# 📚 ResearchBot - Model Preparation Notebook
This notebook loads the arXiv metadata, filters computer science papers, and prepares the dataset.

In [2]:
import json
import csv

# Input and output files
input_file = r'C:/Users/rosaa/OneDrive/Documents/nullclass_intern_task3/archive/arxiv-metadata-oai-snapshot.json'
output_file = 'filtered_cs_papers.csv'

# Categories to keep
target_prefix = 'cs.'

# Open input and output
with open(input_file, 'r', encoding='utf-8') as infile, open(output_file, 'w', newline='', encoding='utf-8') as outfile:
    writer = csv.writer(outfile)
    # Write CSV headers
    writer.writerow(['id', 'title', 'abstract', 'categories'])

    count = 0
    for line in infile:
        try:
            paper = json.loads(line)
            categories = paper.get('categories', '')
            if target_prefix in categories:
                writer.writerow([
                    paper.get('id', ''),
                    paper.get('title', '').strip(),
                    paper.get('abstract', '').strip(),
                    categories
                ])
                count += 1
            if count >= 5000:
                break  # Optional: stop after 5000 papers
        except json.JSONDecodeError:
            continue

print(f"✅ Done! Saved {count} computer science papers to '{output_file}'.")

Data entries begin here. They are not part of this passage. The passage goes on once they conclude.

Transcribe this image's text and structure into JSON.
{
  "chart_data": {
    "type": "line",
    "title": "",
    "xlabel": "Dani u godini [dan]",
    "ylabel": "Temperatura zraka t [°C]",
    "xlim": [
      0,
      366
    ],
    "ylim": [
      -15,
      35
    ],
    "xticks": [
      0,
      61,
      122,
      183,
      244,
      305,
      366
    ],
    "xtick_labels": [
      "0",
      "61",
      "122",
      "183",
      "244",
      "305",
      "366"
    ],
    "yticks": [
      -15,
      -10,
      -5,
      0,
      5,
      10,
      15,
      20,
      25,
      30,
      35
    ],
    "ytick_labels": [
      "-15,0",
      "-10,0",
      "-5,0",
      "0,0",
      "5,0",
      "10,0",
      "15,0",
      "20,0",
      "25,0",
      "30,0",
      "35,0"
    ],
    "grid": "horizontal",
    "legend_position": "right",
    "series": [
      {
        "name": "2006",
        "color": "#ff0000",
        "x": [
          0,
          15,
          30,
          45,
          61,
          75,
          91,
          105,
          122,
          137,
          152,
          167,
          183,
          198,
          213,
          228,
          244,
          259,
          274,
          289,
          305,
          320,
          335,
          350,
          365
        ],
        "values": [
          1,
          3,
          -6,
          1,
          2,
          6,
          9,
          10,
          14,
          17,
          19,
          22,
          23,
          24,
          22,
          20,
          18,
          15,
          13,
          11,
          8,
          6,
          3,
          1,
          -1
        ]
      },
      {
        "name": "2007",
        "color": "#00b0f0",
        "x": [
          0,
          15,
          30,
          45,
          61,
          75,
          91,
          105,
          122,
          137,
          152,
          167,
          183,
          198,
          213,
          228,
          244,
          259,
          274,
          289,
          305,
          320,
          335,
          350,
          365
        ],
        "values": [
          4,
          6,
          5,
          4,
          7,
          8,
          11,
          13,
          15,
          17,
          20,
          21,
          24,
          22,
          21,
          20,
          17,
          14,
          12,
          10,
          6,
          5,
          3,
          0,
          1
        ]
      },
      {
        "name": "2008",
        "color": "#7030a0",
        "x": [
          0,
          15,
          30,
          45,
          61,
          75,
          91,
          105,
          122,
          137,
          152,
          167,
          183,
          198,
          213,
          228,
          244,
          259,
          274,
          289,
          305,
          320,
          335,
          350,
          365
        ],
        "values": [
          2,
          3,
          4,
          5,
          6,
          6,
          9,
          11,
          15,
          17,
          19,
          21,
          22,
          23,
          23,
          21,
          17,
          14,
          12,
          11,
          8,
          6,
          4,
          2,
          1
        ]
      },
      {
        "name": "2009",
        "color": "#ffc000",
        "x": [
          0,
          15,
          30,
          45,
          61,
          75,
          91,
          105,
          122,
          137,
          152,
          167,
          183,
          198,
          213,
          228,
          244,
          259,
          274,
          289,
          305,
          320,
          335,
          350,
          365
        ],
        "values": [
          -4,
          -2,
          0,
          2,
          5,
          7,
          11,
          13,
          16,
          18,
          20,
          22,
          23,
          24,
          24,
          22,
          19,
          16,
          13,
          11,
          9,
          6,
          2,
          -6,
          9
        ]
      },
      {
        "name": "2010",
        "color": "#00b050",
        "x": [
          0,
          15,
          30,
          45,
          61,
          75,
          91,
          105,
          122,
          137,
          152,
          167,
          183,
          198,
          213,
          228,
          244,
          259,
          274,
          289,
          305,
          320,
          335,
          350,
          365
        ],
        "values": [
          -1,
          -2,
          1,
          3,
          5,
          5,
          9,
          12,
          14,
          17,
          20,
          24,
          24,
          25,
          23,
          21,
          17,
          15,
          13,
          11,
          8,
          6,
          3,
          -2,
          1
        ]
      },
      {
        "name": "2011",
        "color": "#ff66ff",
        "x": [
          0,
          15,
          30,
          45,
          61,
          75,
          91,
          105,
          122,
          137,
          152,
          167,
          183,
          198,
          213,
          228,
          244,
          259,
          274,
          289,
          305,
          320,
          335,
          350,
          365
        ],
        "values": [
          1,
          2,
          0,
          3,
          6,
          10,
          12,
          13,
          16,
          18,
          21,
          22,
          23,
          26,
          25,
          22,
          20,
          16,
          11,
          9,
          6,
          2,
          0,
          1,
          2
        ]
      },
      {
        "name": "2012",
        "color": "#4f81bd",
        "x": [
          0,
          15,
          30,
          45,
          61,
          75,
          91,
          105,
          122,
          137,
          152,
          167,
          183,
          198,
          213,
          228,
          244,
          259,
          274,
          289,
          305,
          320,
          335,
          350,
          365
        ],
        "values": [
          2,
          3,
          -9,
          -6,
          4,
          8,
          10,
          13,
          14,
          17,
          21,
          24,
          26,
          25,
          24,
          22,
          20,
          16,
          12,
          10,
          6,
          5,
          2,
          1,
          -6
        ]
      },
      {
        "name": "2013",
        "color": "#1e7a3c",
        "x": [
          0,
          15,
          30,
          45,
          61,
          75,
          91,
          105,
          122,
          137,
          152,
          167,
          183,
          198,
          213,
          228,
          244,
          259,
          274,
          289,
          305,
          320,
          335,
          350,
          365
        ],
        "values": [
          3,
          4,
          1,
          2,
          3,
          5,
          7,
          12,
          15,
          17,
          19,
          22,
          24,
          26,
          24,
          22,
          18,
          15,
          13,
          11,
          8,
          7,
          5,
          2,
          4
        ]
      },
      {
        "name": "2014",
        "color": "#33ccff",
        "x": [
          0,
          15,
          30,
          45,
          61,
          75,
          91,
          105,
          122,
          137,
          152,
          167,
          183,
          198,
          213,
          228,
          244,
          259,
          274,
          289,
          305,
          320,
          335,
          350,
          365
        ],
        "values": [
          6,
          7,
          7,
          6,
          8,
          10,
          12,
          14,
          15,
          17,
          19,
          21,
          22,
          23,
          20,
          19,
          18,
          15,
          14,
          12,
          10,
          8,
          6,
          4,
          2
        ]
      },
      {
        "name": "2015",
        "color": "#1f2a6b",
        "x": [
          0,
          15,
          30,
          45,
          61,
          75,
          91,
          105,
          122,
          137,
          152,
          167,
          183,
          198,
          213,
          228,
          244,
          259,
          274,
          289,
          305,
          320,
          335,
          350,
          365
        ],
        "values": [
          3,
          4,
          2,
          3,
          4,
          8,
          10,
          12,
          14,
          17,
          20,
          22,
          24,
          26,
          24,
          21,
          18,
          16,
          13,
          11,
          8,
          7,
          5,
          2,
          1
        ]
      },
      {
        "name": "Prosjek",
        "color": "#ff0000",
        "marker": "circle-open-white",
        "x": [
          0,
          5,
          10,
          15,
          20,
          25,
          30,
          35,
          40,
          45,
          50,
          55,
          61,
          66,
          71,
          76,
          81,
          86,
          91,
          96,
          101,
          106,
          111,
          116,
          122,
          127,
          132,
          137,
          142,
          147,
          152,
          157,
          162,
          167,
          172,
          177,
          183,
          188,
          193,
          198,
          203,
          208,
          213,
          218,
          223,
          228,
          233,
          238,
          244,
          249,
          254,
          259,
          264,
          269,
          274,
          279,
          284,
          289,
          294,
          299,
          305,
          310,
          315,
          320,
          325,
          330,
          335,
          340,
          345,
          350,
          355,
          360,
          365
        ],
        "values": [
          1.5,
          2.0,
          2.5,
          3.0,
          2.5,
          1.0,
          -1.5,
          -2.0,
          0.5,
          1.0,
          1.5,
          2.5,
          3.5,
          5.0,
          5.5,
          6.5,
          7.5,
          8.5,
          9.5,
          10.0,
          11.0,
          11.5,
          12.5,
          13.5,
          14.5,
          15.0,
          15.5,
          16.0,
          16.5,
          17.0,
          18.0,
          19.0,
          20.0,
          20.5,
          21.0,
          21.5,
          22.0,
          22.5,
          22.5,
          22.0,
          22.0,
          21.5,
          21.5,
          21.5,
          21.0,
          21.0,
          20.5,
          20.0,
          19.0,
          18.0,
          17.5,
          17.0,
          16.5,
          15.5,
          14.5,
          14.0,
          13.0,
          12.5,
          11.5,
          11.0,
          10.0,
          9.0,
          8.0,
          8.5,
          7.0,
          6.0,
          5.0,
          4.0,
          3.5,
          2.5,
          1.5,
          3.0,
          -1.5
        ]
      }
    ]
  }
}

✅ Done! Saved 5000 computer science papers to 'filtered_cs_papers.csv'.


In [1]:
# Load and preview filtered CSV
import pandas as pd

df = pd.read_csv("filtered_cs_papers.csv")
df = df.dropna(subset=["title", "abstract"])
df["content"] = df["title"] + ". " + df["abstract"]

df.head()


Unnamed: 0,id,title,abstract,categories,content
0,704.0002,Sparsity-certifying Graph Decompositions,"We describe a new algorithm, the $(k,\ell)$-pe...",math.CO cs.CG,Sparsity-certifying Graph Decompositions. We d...
1,704.0003,The evolution of the Earth-Moon system based o...,The evolution of Earth-Moon system is describe...,physics.gen-ph,The evolution of the Earth-Moon system based o...
2,704.0021,Molecular Synchronization Waves in Arrays of A...,Spatiotemporal pattern formation in a product-...,nlin.PS physics.chem-ph q-bio.MN,Molecular Synchronization Waves in Arrays of A...
3,704.0033,Convergence of the discrete dipole approximati...,We performed a rigorous theoretical convergenc...,physics.optics physics.comp-ph,Convergence of the discrete dipole approximati...
4,704.0035,Convergence of the discrete dipole approximati...,We propose an extrapolation technique that all...,physics.optics physics.comp-ph,Convergence of the discrete dipole approximati...